All adult Ivorians were required to be members of the party,[5] which was considered the primary intermediary between the government and the people. Even after opposition parties were legalised in 1990, the PDCI continued to dominate Ivorian politics. At the 1990 elections, Houphouët-Boigny was reelected with an implausible 81 percent of the vote, and the party won all but 12 seats in the legislature.
Houphouët-Boigny led the party from its formation until his death in 1993. A year later, acting president of the republic Henri Konan Bédié became the party's second leader. He served out Houphouët-Boigny's seventh term, and was elected in his own right in 1995 with over 96 percent of the vote; the opposition parties had boycotted the election in protest of new eligibility requirements that they deemed unfair.
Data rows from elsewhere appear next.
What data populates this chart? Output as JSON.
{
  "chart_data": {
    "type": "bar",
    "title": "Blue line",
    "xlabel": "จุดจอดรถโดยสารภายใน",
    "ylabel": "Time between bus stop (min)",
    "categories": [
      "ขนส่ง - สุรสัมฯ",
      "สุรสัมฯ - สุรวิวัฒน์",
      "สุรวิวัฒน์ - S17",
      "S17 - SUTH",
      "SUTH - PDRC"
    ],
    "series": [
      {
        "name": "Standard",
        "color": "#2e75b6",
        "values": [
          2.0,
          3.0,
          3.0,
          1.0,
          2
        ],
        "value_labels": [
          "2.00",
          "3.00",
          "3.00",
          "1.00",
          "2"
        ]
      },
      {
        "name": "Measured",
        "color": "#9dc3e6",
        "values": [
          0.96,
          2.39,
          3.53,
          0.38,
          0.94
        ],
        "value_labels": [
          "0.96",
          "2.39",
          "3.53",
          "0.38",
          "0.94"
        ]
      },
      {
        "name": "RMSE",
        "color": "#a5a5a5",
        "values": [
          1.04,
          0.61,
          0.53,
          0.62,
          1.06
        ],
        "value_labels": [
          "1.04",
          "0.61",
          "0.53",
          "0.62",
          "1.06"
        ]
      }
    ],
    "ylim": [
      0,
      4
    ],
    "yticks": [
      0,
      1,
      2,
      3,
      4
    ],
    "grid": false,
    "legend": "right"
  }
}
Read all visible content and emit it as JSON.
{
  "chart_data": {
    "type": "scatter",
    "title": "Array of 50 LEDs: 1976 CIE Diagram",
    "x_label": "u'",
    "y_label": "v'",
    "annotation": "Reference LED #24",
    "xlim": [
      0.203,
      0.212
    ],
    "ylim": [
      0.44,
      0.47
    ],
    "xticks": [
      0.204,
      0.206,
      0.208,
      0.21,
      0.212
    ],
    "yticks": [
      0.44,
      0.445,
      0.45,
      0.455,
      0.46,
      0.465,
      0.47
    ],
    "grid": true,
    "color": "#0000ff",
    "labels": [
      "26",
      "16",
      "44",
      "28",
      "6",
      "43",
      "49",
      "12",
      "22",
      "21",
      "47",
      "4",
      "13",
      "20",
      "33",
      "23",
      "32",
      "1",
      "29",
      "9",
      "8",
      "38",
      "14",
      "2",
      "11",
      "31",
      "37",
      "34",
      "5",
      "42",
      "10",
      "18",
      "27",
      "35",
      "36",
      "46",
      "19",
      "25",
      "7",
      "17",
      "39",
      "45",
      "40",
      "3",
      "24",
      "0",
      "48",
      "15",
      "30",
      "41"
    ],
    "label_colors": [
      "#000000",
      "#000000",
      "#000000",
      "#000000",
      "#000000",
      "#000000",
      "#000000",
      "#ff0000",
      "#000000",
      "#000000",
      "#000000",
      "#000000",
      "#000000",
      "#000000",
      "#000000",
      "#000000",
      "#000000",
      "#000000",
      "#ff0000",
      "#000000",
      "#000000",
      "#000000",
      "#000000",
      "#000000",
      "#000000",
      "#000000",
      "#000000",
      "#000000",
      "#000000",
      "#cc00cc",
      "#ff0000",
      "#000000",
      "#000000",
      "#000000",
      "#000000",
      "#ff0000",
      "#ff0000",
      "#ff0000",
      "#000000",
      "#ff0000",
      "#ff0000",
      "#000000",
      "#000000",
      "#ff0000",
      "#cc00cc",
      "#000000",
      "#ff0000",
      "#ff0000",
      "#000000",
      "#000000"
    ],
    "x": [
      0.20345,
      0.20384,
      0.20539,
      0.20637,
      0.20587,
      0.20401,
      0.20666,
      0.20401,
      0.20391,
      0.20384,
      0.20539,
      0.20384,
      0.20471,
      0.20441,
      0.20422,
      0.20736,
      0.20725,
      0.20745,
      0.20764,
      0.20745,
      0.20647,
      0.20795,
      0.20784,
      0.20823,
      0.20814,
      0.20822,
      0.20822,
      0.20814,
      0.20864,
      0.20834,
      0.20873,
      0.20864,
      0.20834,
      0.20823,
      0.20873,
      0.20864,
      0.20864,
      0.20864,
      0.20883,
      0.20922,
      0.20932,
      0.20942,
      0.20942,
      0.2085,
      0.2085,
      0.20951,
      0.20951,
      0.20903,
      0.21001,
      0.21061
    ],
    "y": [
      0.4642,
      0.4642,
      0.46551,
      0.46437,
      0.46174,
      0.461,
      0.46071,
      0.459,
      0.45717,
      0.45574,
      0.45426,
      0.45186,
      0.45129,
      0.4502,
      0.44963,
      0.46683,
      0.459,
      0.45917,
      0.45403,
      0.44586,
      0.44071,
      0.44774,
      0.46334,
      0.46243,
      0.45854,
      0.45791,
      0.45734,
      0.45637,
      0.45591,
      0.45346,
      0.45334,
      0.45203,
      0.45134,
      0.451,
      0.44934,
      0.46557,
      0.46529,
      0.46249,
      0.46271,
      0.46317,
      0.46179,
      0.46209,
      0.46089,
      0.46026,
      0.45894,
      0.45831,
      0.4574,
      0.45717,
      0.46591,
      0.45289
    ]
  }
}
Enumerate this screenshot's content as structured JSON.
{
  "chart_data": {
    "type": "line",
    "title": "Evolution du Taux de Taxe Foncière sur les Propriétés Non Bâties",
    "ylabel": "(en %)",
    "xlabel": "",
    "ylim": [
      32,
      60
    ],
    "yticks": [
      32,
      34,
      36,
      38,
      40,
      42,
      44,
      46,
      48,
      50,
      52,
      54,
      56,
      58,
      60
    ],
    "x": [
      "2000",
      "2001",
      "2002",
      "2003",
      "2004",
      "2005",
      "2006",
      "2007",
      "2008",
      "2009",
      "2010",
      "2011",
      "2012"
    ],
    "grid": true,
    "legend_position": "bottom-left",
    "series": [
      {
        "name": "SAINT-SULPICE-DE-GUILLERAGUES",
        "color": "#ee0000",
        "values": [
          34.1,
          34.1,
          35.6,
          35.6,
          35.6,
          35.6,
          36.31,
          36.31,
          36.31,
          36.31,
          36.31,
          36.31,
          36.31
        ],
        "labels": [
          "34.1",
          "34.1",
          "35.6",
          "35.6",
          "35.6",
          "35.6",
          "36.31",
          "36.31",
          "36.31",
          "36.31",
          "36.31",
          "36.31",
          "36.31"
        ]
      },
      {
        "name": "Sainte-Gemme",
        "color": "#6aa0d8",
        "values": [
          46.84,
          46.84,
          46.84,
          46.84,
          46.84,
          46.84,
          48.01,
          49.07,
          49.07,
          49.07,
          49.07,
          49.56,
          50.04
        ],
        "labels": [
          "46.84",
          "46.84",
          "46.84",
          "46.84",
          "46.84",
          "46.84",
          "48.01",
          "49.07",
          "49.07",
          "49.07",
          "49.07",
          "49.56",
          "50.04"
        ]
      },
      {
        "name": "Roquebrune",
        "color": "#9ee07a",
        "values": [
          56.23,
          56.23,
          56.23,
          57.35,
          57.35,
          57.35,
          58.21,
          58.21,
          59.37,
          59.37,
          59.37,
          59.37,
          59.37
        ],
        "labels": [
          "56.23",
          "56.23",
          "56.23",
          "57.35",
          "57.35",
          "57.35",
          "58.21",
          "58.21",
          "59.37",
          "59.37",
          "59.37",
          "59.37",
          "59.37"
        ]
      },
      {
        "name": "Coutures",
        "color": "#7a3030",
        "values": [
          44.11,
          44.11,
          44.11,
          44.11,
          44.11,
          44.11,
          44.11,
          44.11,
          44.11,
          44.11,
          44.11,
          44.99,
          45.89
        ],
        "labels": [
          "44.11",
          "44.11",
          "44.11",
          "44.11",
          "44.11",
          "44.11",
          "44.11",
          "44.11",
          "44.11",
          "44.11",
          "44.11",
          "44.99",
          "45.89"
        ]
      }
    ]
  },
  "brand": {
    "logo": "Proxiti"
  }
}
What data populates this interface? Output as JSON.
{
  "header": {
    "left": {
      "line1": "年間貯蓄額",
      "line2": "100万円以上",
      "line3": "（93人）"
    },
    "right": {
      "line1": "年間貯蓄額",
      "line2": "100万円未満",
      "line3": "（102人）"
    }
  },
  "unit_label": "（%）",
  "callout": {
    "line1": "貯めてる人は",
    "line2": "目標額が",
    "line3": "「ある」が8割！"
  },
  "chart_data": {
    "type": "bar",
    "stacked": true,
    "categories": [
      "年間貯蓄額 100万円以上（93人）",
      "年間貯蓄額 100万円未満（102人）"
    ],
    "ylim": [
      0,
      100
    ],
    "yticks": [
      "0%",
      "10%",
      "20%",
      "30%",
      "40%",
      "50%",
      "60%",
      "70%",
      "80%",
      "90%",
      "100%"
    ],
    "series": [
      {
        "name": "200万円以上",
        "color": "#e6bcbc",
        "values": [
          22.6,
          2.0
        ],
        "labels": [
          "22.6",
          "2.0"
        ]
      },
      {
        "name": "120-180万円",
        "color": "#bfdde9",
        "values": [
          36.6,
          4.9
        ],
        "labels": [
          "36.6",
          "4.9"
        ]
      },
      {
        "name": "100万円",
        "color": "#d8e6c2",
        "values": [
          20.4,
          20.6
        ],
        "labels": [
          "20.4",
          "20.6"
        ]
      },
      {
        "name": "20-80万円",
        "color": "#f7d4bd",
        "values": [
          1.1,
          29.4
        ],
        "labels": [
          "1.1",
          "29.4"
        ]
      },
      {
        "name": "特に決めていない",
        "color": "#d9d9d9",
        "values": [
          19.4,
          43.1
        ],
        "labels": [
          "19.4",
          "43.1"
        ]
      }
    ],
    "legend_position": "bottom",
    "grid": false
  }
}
The party lost power when Bédié was ousted in a December 1999 coup.
The PDCI announced in early 2000 that it would hold a congress to choose new leadership, and Bédié denounced this as a "putsch";[6] the party decided to retain Bédié in the leadership, however.[7] In August, Bédié and four other PDCI members registered as candidates in the October 2000 presidential election;[8] shortly afterward, Emile Constant Bombet, who had served as Interior Minister under Bédié, defeated Bédié for the PDCI presidential nomination.[9] Bombet and Bédié were both barred from running by the Constitutional Court in early October, and on October 10 Bédié called for a boycott of the election.[10]
Unlike many former single parties in Africa, the PDCI has made a good account of itself since losing power. In the parliamentary election held on 10 December 2000 and 14 January 2001, the party won 94 out of 225 seats.